Thankfully, the benefits of an IoT framework can also be implemented to support data centres themselves. This system upgrade can help data centre providers to maximise uptime, lower operating costs, and enhance physical security.
However, it is important to note that a failure to manage the new IoT framework appropriately will also introduce cyber security vulnerabilities.
“Failing to change the default password or to update the firmware are good examples of this. As is allowing unencrypted communication between the client application and server,” advises Paul Dodds, the Country Manager at Genetec UK & Ireland.
To manage these vulnerabilities, Dodds recommends that data centres adopt a unified approach to security, with a cyber-physical security framework.
“Physical and cybersecurity can no longer be treated as separate disciplines.
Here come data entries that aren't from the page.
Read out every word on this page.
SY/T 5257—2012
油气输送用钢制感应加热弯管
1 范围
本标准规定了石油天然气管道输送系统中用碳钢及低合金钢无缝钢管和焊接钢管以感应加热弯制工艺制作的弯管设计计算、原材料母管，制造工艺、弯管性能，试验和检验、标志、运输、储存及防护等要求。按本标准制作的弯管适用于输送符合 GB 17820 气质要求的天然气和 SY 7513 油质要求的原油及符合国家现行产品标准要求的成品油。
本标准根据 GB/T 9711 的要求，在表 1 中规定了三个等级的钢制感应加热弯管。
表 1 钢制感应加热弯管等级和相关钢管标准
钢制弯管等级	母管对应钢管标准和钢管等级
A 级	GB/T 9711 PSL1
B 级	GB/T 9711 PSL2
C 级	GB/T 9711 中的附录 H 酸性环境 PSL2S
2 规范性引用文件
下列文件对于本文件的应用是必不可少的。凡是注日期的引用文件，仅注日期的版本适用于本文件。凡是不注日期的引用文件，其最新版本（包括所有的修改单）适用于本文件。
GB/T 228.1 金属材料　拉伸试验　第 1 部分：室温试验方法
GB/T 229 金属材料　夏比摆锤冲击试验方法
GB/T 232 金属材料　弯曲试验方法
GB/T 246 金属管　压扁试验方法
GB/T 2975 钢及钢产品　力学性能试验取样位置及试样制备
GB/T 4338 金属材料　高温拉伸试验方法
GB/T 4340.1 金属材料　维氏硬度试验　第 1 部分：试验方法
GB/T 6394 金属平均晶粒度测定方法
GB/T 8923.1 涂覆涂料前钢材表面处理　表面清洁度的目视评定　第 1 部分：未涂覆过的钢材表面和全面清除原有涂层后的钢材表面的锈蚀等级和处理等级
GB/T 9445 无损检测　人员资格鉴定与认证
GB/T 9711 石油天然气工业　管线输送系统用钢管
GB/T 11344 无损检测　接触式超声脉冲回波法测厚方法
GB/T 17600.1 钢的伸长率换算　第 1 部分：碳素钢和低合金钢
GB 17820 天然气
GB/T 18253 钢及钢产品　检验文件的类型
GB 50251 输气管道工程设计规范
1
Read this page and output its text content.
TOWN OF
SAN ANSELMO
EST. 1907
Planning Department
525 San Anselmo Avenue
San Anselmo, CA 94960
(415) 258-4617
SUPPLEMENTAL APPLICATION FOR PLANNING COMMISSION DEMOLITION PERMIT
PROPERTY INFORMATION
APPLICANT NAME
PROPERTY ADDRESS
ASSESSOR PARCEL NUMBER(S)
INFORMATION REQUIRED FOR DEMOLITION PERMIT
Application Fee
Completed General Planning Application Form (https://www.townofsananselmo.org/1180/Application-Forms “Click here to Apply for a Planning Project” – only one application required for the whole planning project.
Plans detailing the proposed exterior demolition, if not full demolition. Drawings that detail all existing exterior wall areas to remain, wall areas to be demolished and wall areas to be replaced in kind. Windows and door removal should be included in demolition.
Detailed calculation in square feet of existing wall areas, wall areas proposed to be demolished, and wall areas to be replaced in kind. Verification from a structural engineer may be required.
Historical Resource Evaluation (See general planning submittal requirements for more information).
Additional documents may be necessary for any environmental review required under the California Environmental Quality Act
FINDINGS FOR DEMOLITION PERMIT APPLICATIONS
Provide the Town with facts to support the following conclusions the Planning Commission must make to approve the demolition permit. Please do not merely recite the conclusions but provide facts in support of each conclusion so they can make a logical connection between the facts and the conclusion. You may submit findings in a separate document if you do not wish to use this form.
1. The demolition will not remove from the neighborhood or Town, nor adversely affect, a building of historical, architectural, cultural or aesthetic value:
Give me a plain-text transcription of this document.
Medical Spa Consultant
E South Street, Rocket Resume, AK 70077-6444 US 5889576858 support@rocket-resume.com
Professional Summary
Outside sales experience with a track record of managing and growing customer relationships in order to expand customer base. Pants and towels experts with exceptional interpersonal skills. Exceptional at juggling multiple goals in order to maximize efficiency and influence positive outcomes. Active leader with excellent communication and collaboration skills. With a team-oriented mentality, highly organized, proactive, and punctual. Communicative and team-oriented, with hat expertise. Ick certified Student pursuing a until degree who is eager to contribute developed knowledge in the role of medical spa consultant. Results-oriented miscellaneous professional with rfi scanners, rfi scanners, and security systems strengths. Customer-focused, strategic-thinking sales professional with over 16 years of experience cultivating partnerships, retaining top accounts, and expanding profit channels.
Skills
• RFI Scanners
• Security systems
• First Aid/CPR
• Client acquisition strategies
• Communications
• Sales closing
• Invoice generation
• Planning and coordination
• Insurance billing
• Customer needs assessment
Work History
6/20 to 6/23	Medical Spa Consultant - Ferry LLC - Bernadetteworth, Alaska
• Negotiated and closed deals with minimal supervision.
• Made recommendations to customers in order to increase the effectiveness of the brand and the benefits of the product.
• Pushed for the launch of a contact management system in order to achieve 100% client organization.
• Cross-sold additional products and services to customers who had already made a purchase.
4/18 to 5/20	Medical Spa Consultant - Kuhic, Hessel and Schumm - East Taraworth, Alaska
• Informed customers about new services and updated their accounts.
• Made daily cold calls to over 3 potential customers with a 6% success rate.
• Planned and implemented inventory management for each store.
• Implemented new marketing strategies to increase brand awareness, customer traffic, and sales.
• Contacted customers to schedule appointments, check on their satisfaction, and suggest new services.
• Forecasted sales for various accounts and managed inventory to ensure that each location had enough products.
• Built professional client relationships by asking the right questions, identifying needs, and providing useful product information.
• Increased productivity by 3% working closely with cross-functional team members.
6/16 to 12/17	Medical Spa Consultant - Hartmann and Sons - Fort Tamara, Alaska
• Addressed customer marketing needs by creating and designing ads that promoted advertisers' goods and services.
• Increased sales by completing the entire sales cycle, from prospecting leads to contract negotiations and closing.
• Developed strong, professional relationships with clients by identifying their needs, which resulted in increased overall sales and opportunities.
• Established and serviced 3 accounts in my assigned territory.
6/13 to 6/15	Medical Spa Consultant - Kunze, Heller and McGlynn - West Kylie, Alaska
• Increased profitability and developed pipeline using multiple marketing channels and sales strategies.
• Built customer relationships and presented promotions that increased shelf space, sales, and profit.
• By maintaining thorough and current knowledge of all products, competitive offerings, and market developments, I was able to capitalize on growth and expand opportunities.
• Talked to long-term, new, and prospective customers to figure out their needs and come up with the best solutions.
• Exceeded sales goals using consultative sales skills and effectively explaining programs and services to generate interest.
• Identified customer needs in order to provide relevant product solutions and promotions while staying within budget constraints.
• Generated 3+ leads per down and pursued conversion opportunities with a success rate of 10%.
Those responsible for physical security must instead work closely with their IT departments. By working together, they can better protect their facilities and information. This is best achieved with a unified security solution,” says Dodds.
“A unified security solution can help to automate tasks that contribute to good cyber hygiene. For example, identifying hardware that is not supported or that is running on out-of-date versions of the firmware. It is then much easier to build a resilient cyber-physical security framework from which to operate,” he adds.
The future of IoT and data centres’ place within it
According to recent predictions, the number of global IoT devices will triple in 10 years – from 8.74 billion in 2020, to more than 25.4 billion in 2030.
This is largely being driven by large (and ongoing) business investments into IoT technology and using more sophisticated data-driven solutions to enhance their services.
Data, its storage and its management are the make-or-break factors for these technologies. As a result, data centres and their infrastructure will need to be responsive and quick to adapt to the ever-changing IoT developments.
“As 5G rolls out, the urgency to adopt dedicated decentralised edge data centres increases daily. Many IoT architectures use low-cost sensors that are relatively ‘dumb’ devices, but the gateways that process all the data they generate must operate at low latency, as well as high capacity”, is the advice of Simon Michie, the CTO of Pulsant, to data centres looking to stay on top of the curve.
“Without such capabilities, an IoT implementation is destined to fall short of expectations.”
Furthermore, as more and more data is time sensitive, it will need to be processed at the edge. As a result, in turn, “IoT is also fueling the growth in edge data centres”, White adds.
In order to manage IoT requirements – both the increasing data demands from consumers, and IoT technologies that are being deployed on the data centre site itself – data centres will need to utilise AI and ML to process data more efficiently, while using edge data centres and deploying single-mode fibre to ensure their speeds are fast enough to handle this capacity.